When I plan my garden I think of my plate…and my bowl. In regards to the bowl I consider what vegetables I need to grow in order to make hardy winter stews and soups. On my plate I envision one third containing a healthy starch, (one of those tuber crops I discussed in the previous blog.) I think of another third of the plate as holding either a healthy cooked green such as cooked cabbage, spinach, asparagus, etc. or a healthy colored vegetable like tomatoes, corn and so forth. Thus what I want on my plate determines what I plant; I hope to grow two thirds of what goes onto my plate and only buy the meat portion. I’ve tried to keep my garden quite small so that most people could try something similar even if they do not live in the country; a 50’X25’ plot should fit in a suburban back yard or on a vacant city lot. Either that or I kept it small so I could water my whole garden without moving my chair.

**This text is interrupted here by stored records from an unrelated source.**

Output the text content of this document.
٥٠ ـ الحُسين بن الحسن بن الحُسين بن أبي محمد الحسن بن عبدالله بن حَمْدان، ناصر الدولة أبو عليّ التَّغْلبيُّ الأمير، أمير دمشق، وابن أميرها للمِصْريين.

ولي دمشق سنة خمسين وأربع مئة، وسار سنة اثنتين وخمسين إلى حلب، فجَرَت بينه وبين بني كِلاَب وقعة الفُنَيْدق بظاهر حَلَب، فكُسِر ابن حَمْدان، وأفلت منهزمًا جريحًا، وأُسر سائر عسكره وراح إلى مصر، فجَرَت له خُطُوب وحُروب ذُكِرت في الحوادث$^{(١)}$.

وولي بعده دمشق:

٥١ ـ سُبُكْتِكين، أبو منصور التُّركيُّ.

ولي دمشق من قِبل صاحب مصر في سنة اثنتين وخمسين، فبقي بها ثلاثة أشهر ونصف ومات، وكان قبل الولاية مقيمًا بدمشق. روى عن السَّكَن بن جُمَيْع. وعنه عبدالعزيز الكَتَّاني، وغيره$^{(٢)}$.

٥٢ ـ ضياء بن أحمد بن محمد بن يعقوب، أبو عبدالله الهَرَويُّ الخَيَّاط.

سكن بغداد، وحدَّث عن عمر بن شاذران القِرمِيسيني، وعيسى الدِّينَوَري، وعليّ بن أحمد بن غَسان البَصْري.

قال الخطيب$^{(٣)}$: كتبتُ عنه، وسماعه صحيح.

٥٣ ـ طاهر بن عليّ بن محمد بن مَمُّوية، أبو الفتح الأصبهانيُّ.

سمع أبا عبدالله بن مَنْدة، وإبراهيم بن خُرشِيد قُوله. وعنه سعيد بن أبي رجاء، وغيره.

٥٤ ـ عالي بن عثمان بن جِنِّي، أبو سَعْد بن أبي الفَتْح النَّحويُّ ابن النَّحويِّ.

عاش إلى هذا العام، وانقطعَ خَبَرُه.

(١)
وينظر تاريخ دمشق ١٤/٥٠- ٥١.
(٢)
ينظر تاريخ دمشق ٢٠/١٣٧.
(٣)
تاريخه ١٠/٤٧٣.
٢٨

I have a terrible sweet tooth and so I feel the small garden should also provide year-round desserts. Not everyone has room to plant fruit trees. The southwest side of my garden is semi-shaded because of an old apple tree. I noticed that raspberries were volunteering under the tree so I planted a 25’ row of raspberries along the fence on that end of the garden along with several thornless blackberries. I stretched hay bale string taut between the fencepost and trained the bramble into it. Behind the raspberries (to keep grasses and weeds out of them and to give me a clear walking/picking path) I laid a three-foot wide piece of old carpet. Volunteer butternut squash also liked the semi-shade and grew to cover most of the carpet then climbed over the raspberries into the garden. Just inside the garden fence I mulched up to the raspberries with cardboard weighted down with leaves. Before I put the cardboard down I dug bushel basket sized hole that I worked my best compost into and planted half a dozen rhubarb plants. So on this one end of the garden I have the makings for berry cobbler in the late spring, rhubarb pie through the summer, and squash pie in the fall and winter.
During the heat of July and August I eat the cantaloupe and early Crenshaw melons that usually grow in front of my sweet corn; we can freeze some of the melon balls for winter consumption. Waltham butternut squash can be grown in every other corn row and still allow room to harvest the sweet corn before the squash spreads to cover the entire patch by late summer. Waltham butternut, unlike other squash and pumpkins, is very bug resistant so that is all I grow for winter storage. It tastes like pumpkin but without the huge seed cavity. Of course the sweet potatoes can be made into sweet potato pie which can taste like pumpkin pie to pecan pie depending on how much butter you put in it.
My main point is that a small garden can serve you up something to satisfy your sweet tooth year round and still have plenty of room for your other vegetables too.